In the sixth step, the temporary hash storage unit generating the new IP list and the botnet identification information in the storage unit extracts a hash including a URL from the log of unfiltered mail traffic through the hash filtering unit to obtain an IP having the same hash. Generate a vector by combining and calculate the association between the vectors through KL_Divergence, and when the association is less than a preset threshold, combine the IP and hash included in each vector into one to generate a new botnet identification information and an IP list, and the storage unit And a ninth step of updating to the botnet detection and blocking method.

27. The method of claim 24,

In the ninth step, the distribution of IP number, mail number distribution, and IP histogram for which the temporary hash storage unit has sent spam mails for a unit time included in two different vectors is converted into a probability distribution, and the probability of the same kind is obtained in each vector. Substituting the distribution as p and q into D (p || q) + D (q || p) and summing the KL_Divergence values of D (p || q) + D (q || p) for each probability distribution Obtaining the association degree further;

Botnet detection and blocking system, characterized in that.

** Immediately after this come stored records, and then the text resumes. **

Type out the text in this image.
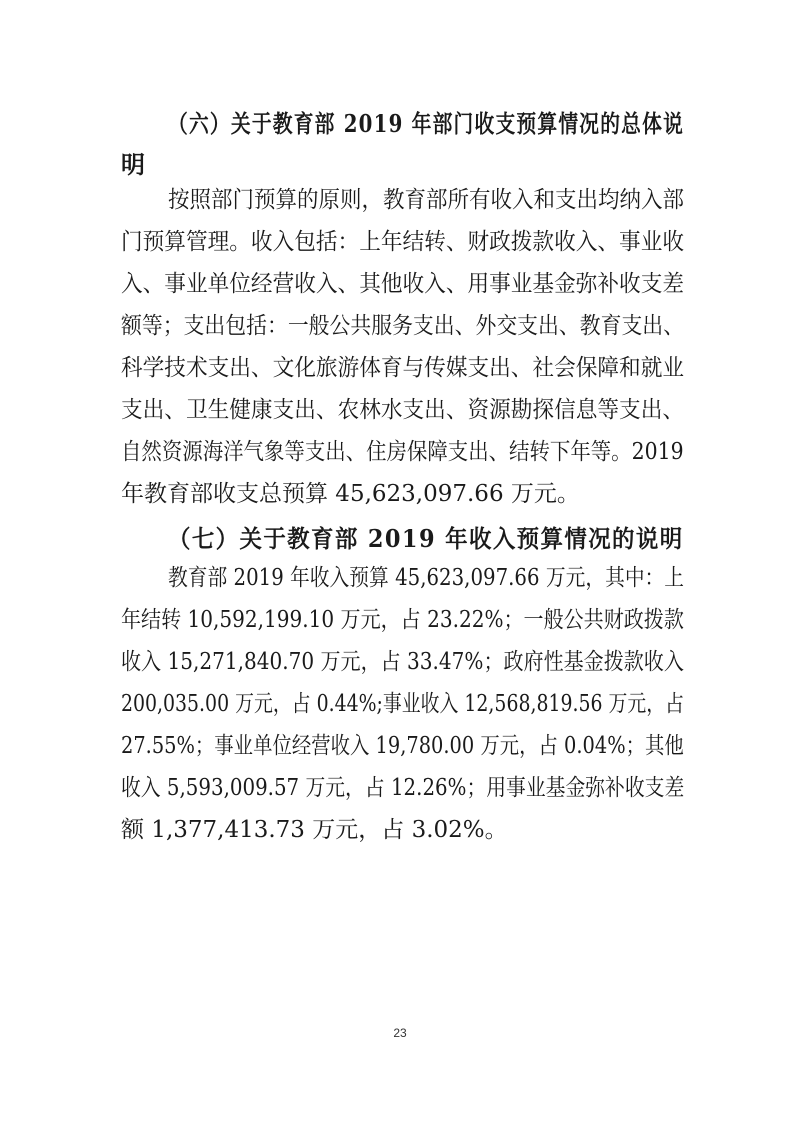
（六）关于教育部 2019 年部门收支预算情况的总体说

明

按照部门预算的原则，教育部所有收入和支出均纳入部

门预算管理。收入包括：上年结转、财政拨款收入、事业收

入、事业单位经营收入、其他收入、用事业基金弥补收支差

额等；支出包括：一般公共服务支出、外交支出、教育支出、

科学技术支出、文化旅游体育与传媒支出、社会保障和就业

支出、卫生健康支出、农林水支出、资源勘探信息等支出、

自然资源海洋气象等支出、住房保障支出、结转下年等。2019

年教育部收支总预算 45,623,097.66 万元。

（七）关于教育部 2019 年收入预算情况的说明

教育部 2019 年收入预算 45,623,097.66 万元，其中：上

年结转 10,592,199.10 万元，占 23.22%；一般公共财政拨款

收入 15,271,840.70 万元，占 33.47%；政府性基金拨款收入

200,035.00 万元，占 0.44%;事业收入 12,568,819.56 万元，占

27.55%；事业单位经营收入 19,780.00 万元，占 0.04%；其他

收入 5,593,009.57 万元，占 12.26%；用事业基金弥补收支差

额 1,377,413.73 万元，占 3.02%。

23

27. The method of claim 24,

In the ninth step, mail traffic having an IP included in the new IP list is continuously transmitted from the hash filtering unit.

And a tenth step of updating the new IP list and botnet identification information to the storage unit when the P-Value value is less than or equal to a preset threshold value, wherein TN is an effective number of IPs measured during a unit time period. BN is the number of IPs in the IP list, IN is the number of all the IP observed through the input stream per unit time, HIT is the number of IPs included in the BN of the botnet detection and blocking system.